By Cam Martin
Anticipation fills the air in Vancouver as Olympic preparations take place. The moment we’ve all been waiting for has arrived, and the four host nations (the Lil’Wat, Musqueam, Squamish, and Tsleil-Waututh bands) will showcase their place in the complex Canadian tapestry. The 2010 Winter Olympic Games offer a once-in-a-lifetime opportunity for the First Nations of the Pacific Coast to share their heritage with the world.
First Nations have invested in ways to display their culture, thanks to an unprecedented partnership between Canada’s indigenous peoples and the Vancouver Olympic Committee. A six million dollar Four Host Nations pavilion has been erected in the courtyard of the Queen Elizabeth Theatre, featuring a unique look that integrates both traditional and modern design. A large white dome about 20 meters in circumference rests upon a wooden base (built in traditional longhouse fashion). The dome is translucent, and at night, First Nation themed images projected against it will be visible from both the inside and outside.
The Sqamish-Lil’wat cultural centre in Whistler, British Columbia is set in a beautiful location and offers a fantastic opportunity to learn about local First Nations cultures. The centre, seen as an extension to the pavilion, shares our traditions and history through theatrical performances, an interpretative display including permanent and temporary exhibits, and a restaurant featuring local cuisine.

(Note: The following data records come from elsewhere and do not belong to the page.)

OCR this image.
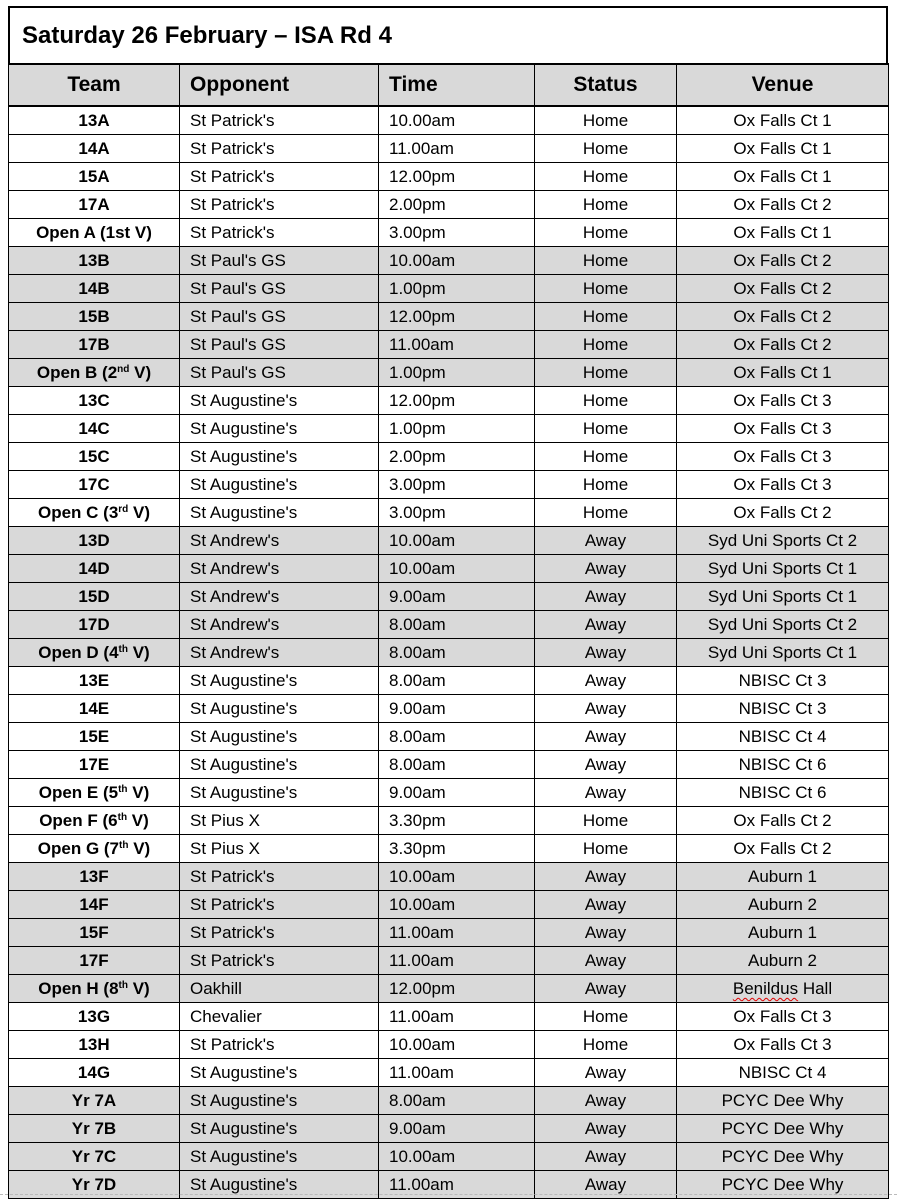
Saturday 26 February – ISA Rd 4
Team	Opponent	Time	Status	Venue
13A	St Patrick's	10.00am	Home	Ox Falls Ct 1
14A	St Patrick's	11.00am	Home	Ox Falls Ct 1
15A	St Patrick's	12.00pm	Home	Ox Falls Ct 1
17A	St Patrick's	2.00pm	Home	Ox Falls Ct 2
Open A (1st V)	St Patrick's	3.00pm	Home	Ox Falls Ct 1
13B	St Paul's GS	10.00am	Home	Ox Falls Ct 2
14B	St Paul's GS	1.00pm	Home	Ox Falls Ct 2
15B	St Paul's GS	12.00pm	Home	Ox Falls Ct 2
17B	St Paul's GS	11.00am	Home	Ox Falls Ct 2
Open B (2nd V)	St Paul's GS	1.00pm	Home	Ox Falls Ct 1
13C	St Augustine's	12.00pm	Home	Ox Falls Ct 3
14C	St Augustine's	1.00pm	Home	Ox Falls Ct 3
15C	St Augustine's	2.00pm	Home	Ox Falls Ct 3
17C	St Augustine's	3.00pm	Home	Ox Falls Ct 3
Open C (3rd V)	St Augustine's	3.00pm	Home	Ox Falls Ct 2
13D	St Andrew's	10.00am	Away	Syd Uni Sports Ct 2
14D	St Andrew's	10.00am	Away	Syd Uni Sports Ct 1
15D	St Andrew's	9.00am	Away	Syd Uni Sports Ct 1
17D	St Andrew's	8.00am	Away	Syd Uni Sports Ct 2
Open D (4th V)	St Andrew's	8.00am	Away	Syd Uni Sports Ct 1
13E	St Augustine's	8.00am	Away	NBISC Ct 3
14E	St Augustine's	9.00am	Away	NBISC Ct 3
15E	St Augustine's	8.00am	Away	NBISC Ct 4
17E	St Augustine's	8.00am	Away	NBISC Ct 6
Open E (5th V)	St Augustine's	9.00am	Away	NBISC Ct 6
Open F (6th V)	St Pius X	3.30pm	Home	Ox Falls Ct 2
Open G (7th V)	St Pius X	3.30pm	Home	Ox Falls Ct 2
13F	St Patrick's	10.00am	Away	Auburn 1
14F	St Patrick's	10.00am	Away	Auburn 2
15F	St Patrick's	11.00am	Away	Auburn 1
17F	St Patrick's	11.00am	Away	Auburn 2
Open H (8th V)	Oakhill	12.00pm	Away	Benildus Hall
13G	Chevalier	11.00am	Home	Ox Falls Ct 3
13H	St Patrick's	10.00am	Home	Ox Falls Ct 3
14G	St Augustine's	11.00am	Away	NBISC Ct 4
Yr 7A	St Augustine's	8.00am	Away	PCYC Dee Why
Yr 7B	St Augustine's	9.00am	Away	PCYC Dee Why
Yr 7C	St Augustine's	10.00am	Away	PCYC Dee Why
Yr 7D	St Augustine's	11.00am	Away	PCYC Dee Why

The buildings are not the only symbol of cooperation between the city of Vancouver and the Four Host Nations. Even the Olympic medals were designed with a mixture of contemporary and traditional artistry. Each medal is a unique work of art that uses traditional Aboriginal images of the Orca and Raven, taken from artwork by Canadian Designer Corrine Hunt of Komoyue and Tlingit heritage based in Vancouver. Each medal winner also receives a silk scarf printed with the original artwork, and for the first time in Olympic history, the medals are not flat; they have a raised surface, suggesting the local landscape of mountains, waves, and snow.
The cooperation between the Olympic committee and the First Nations has been tried at times, but the final vision is one of harmony and unity. “We are canoe people,” said Chief Justin George of the coastal Tsleil-Waututh band. “This is about paddling together with one heart, one mind, one spirit.” Though there has been significant protest against the use of Native land, most local peoples are eager to participate in this unique opportunity. Chief Billy Williams of the Squamish nation said those advocating “No Olympics on Stolen Native Land” are misguided. “They haven’t researched their own history,” he said. “What lands are they talking about? We know every inch of our traditional territory. No one has to tell us about stolen land. The point is what you create on the land.” Many of the host Nations insist that the land issue is not being pushed aside. “We believe they will provide benefits for generations to come, especially for our culture,” said the chief. “It would be a disservice to our ancestors not to take advantage of the chance to break that cycle of despair that has kept us back for so many years.”
These games are about cooperation, community, and rising to meet a challenge. Local First Nations and the city of Vancouver now have a chance to show off the beauty of the West Coast and its peoples. This place and the people who call it home will soon host visitors and athletes from across the global community, and it is a good time to take every advantage to offer the world our best efforts.